Proposed Wal-Mart draws objections

Knightdale people see it as nuisance

Staff WriterJune 12, 2006 

  • WHAT: Knightdale Land Use Review Board meeting

    WHERE: At the Knightdale Town Hall, 950 Steeple Square Court

    WHEN: 7 p.m. tonight

— When Knightdale's Land Use Review Board meets tonight, it will have Wal-Mart to thank for a larger-than-usual turnout.

As it has in communities all over the Triangle, the retailer's expansion plans are drawing opposition from a handful of Knightdale residents.

Cary developer Wakefield Associates wants to put a Wal-Mart Supercenter at the back of a 51-acre piece of property that fronts the south side of Knightdale Boulevard, also known as U.S. 64 Business. Two neighborhoods, Timber Ridge and Widewater Village, sit adjacent to the land where the store and a large retention pond would be built.

Some residents in those neighborhoods say they don't want a 206,000-square-foot Supercenter, which will be open 24 hours, as a neighbor. They say the store will inundate their neighborhoods with traffic, light, noise and crime, among other nuisances.

The average size of a Supercenter in the United States is 185,000 square feet, according to Wal-Mart.

Before the issue can go before Knightdale's Town Council, the Land Use Review Board must make a recommendation on the rezoning request. Only three people attended the board's meeting last month when a vote on the project was tabled.

But since then, several residents have formed Citizens for the Cessation of the Knightdale Supercenter, a group that is trying to persuade officials to oppose the Wal-Mart. Last week, more than 30 people attended a meeting organized by the group.

The group's three founders --Sherri Schultheiss, Rita Rakestraw and Paula Gavasto --spent much of the meeting telling attendees why they believe the Supercenter would not be a good addition to the community. The meeting began with a 20-minute clip from "Wal-Mart: The High Cost of Low Prices," a documentary that vilifies the retailer for its business practices.

Gavasto, who lives on Mingocrest Drive in Timber Ridge, said she objects to the Supercenter because of the store's size and proximity to homes, and because it's a Wal-Mart. Gavasto said since learning a Supercenter might be built behind her house, she's tried to find out as much as possible about the company. She said she has problems with the way Wal-Mart treats its employees and worries about the environmental impact the store will have.

"I don't shop at Wal-Mart anymore," she said.

Attendee Walt Crist, who lives in Widewater Village, said he has nothing against Wal-Mart. He said he opposes the project because the land where the Supercenter would be located is not zoned for that type of commercial development.

"If you just bash Wal-Mart, I think you're going to turn off the Town Board," he said during the meeting.

A work in progress

Rick Rowe of Wakefield Associates said his group has exceeded the town's buffer requirements around the Supercenter and has met with nearby residents to try to address their concerns. The Wal-Mart store would be about 250 feet from homes, and a fence would run along the length of the property, he said.

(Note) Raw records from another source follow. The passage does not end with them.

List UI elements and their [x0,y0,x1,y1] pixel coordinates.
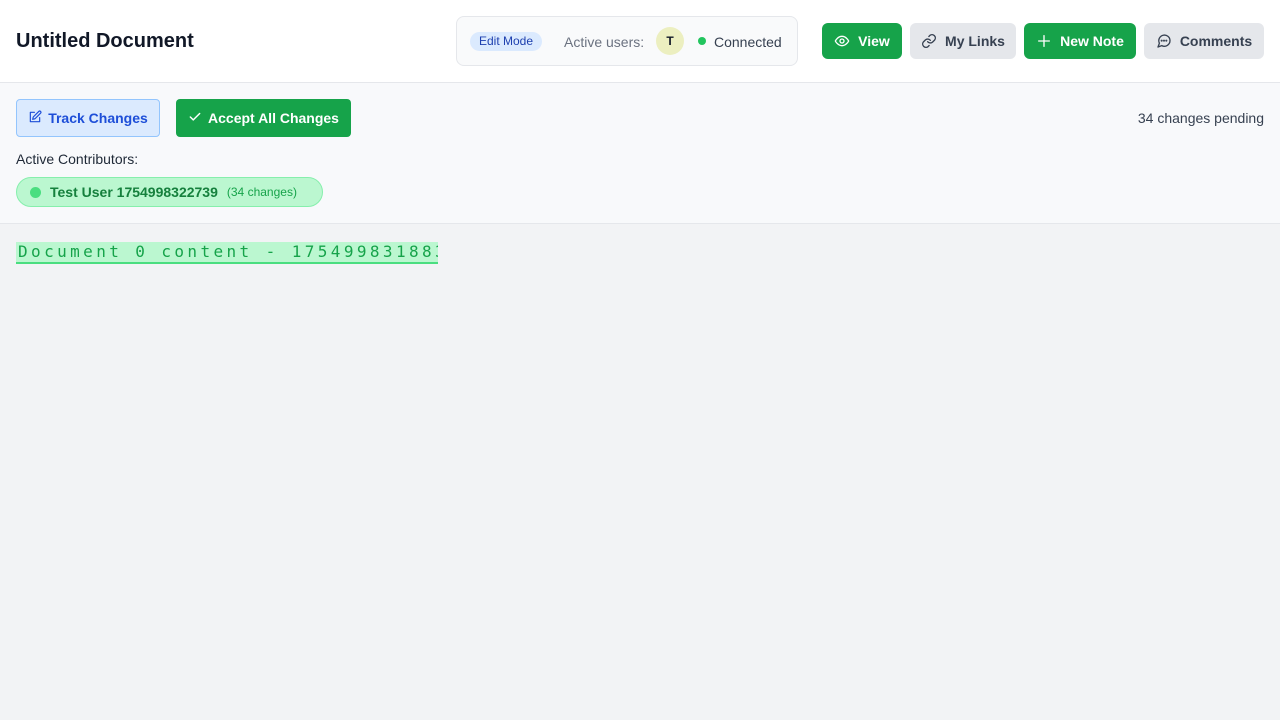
tracked-change-text[interactable]: Document 0 content - 1754998318837 [16,242,438,264]
avatar[interactable]: T [656,27,684,55]
my-links-button-label: My Links [945,33,1005,49]
comment-icon [1156,33,1172,49]
accept-all-changes-label: Accept All Changes [208,110,339,126]
accept-all-changes-button[interactable]: Accept All Changes [176,99,351,137]
contributor-name: Test User 1754998322739 [50,184,218,200]
my-links-button[interactable]: My Links [910,23,1016,59]
edit-mode-badge: Edit Mode [470,32,543,51]
track-changes-panel: Track Changes Accept All Changes 34 chan… [0,83,1280,224]
view-button-label: View [858,33,890,49]
active-contributors-label: Active Contributors: [16,151,139,167]
comments-button[interactable]: Comments [1144,23,1264,59]
contributor-color-dot [30,186,41,198]
plus-icon [1036,33,1052,49]
document-title[interactable]: Untitled Document [16,28,194,54]
comments-button-label: Comments [1179,33,1253,49]
document-editor[interactable]: Document 0 content - 1754998318837 [0,224,1280,720]
check-icon [188,110,202,127]
contributor-chip[interactable]: Test User 1754998322739 (34 changes) [16,177,323,207]
new-note-button[interactable]: New Note [1024,23,1136,59]
app-header: Untitled Document Edit Mode Active users… [0,0,1280,83]
contributor-change-count: (34 changes) [226,185,297,199]
link-icon [921,33,937,49]
edit-icon [28,110,42,127]
connection-status-dot [698,37,706,45]
connection-status-label: Connected [714,34,782,50]
eye-icon [834,33,850,49]
track-changes-label: Track Changes [48,110,148,126]
changes-pending-count: 34 changes pending [1137,110,1264,126]
collaboration-status: Edit Mode Active users: T Connected [456,16,798,66]
view-button[interactable]: View [822,23,902,59]
active-users-label: Active users: [564,34,645,50]
track-changes-button[interactable]: Track Changes [16,99,160,137]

"We've worked with neighbors to enhance those buffers," Rowe said.

Rowe said his company has been working with Knightdale's planning staff on the project since October. The entire development would have about 430,000 square feet of commercial space, and the Supercenter would be one of several anchor tenants. Rowe declined to name any other anchor tenants.

The property is close to the new Interstate 540 extension, which is expected to open in November, and the Shoppes at Midway Plantation, Wakefield Associates' other major commercial project in Knightdale.

Town Council member Terry Gleason, who attended last week's resident-organized meeting, said he has not seen the most recent plans for the project. But he said he wants to make sure resident concerns are addressed.

The developer plans to grade the property, which slopes downhill from Knightdale Boulevard to where the neighborhoods begin. Gleason said legitimate questions have been raised about whether elevating the back of the property will accentuate the noise and light coming from the store, or cause drainage problems for the surrounding neighborhoods.

The Knightdale Supercenter would replace the town's existing Wal-Mart, an aging store further east on Knightdale Boulevard. It is one of two new Supercenters being proposed in eastern Wake. Zebulon's planning board recently approved the construction of a Supercenter on East Gannon Avenue off U.S. 264.